Maria Doulgeri introduces us to her convincing portrayal of the disjointed wooden boy with impeccable ease and skill until he is lured off course en route to his first day of school by the cat and fox. Other characters are introduced with quirky and brilliantly distilled idiosyncratic physical languages that are clear and charming.
Pinocchio progresses through a number of scenes that are clearly distilled down into one emotional challenge at a time (e.g. anger, fear, loneliness, etc) that he must face to become a human. The fear scene is surprisingly emotive, and was a welcome balance to the persistent and almost saccharin innocence of Pinocchio. Originally Pinocchio was a dark tale ending in the boy being hung from a tree by the cat and the fox. While the show nudges at a darker side, as with many adaptations, this one opted for a sweeter interpretation.
The show is packed full of playful innovation, from the staging to the props to the use of bodies, however the elements are selected and stripped back such that it does not feel cluttered. The use of lengths of material to create a chorus of sound and the convincingly raging sea were particularly pleasing. The physicality of the action and movement is commendably taken to its fullest at all times – not by making the movements bigger, more theatrical or over exaggerated but by skilfully translating words, gestures and emotions into the body. This magnifies their impact in such a recognisable way that the audience empathise, at times in quite a visceral way, with the plight of Pinocchio to join in with the human world.

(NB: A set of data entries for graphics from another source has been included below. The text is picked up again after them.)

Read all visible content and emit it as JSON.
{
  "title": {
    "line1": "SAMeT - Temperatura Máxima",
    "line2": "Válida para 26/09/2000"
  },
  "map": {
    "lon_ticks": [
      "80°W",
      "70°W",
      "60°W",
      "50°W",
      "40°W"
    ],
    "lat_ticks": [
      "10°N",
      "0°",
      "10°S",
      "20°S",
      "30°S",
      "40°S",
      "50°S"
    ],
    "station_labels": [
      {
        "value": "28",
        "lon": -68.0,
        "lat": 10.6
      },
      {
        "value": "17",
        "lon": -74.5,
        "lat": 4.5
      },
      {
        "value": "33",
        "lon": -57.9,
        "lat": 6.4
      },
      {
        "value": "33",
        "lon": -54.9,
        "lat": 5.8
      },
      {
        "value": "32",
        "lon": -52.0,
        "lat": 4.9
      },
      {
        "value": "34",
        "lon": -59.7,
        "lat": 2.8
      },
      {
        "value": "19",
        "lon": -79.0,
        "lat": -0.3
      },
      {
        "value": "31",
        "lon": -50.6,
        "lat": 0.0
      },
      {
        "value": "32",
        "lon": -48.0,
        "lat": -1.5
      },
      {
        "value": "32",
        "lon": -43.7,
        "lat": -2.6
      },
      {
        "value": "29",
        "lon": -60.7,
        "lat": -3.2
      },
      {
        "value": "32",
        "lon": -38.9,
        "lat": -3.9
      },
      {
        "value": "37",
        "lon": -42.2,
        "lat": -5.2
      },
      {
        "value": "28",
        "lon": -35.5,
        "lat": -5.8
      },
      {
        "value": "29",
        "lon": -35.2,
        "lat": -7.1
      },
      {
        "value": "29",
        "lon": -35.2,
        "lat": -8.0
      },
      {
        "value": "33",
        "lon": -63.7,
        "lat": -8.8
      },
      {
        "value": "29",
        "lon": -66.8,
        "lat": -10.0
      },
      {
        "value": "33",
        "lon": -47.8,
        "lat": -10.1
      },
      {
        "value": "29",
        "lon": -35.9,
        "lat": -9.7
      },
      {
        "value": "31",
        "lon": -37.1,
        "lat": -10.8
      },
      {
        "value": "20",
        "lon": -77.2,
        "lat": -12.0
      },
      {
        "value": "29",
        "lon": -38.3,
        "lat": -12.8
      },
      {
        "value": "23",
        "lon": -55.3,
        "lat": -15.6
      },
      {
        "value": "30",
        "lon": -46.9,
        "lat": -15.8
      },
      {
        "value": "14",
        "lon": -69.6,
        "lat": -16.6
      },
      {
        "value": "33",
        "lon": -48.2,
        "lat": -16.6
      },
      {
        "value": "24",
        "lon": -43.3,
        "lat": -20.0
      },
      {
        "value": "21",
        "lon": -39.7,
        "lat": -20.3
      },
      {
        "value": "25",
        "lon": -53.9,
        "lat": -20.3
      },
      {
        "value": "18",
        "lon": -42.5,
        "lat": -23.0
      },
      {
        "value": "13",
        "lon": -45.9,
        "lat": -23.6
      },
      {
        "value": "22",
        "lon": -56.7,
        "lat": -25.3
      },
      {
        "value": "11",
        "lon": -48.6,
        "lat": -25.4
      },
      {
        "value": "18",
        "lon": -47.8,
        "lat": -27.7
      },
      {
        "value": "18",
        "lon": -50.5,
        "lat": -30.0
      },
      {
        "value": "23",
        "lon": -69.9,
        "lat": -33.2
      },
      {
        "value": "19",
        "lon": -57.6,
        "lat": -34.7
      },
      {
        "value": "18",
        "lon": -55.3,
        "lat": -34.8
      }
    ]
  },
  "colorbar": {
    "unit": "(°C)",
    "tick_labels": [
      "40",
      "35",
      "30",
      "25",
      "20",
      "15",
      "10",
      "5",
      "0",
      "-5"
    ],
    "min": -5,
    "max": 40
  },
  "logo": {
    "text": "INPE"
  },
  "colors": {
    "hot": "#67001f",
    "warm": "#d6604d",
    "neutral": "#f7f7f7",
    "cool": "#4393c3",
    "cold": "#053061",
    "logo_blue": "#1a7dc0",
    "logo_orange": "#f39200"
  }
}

The transitions from physical theatre to slickly choreographed movement phrases were good and the sparing use of voice and speech by the dancers was excellent - the unnoticeable transitions are a rarely found delight. As you would expect from Vardimon, the dance phrases were powerful and delivered at full velocity whilst making impressive use of choreographic devises like retrograde. I was pleased to see that despite the dancers’ accomplished skill and raw commitment to their actions, they were still relatable humans on stage.
I thoroughly enjoyed many elements of the work, though overall it somehow didn’t sit together as a smooth, continuous journey. I wonder if I took my 5-year old nephew (who doesn’t know the story) to see the show, if he would clearly grasp why Geppetto was searching at sea for his son while Pinocchio didn’t seem to pay him a mind? More importantly though, would this detract from the overall sense of wonderment and joy the show conveys? I don’t think it would. I’ll definitely be taking my nephew along when the show returns to Brighton in April 2017. He can be the judge.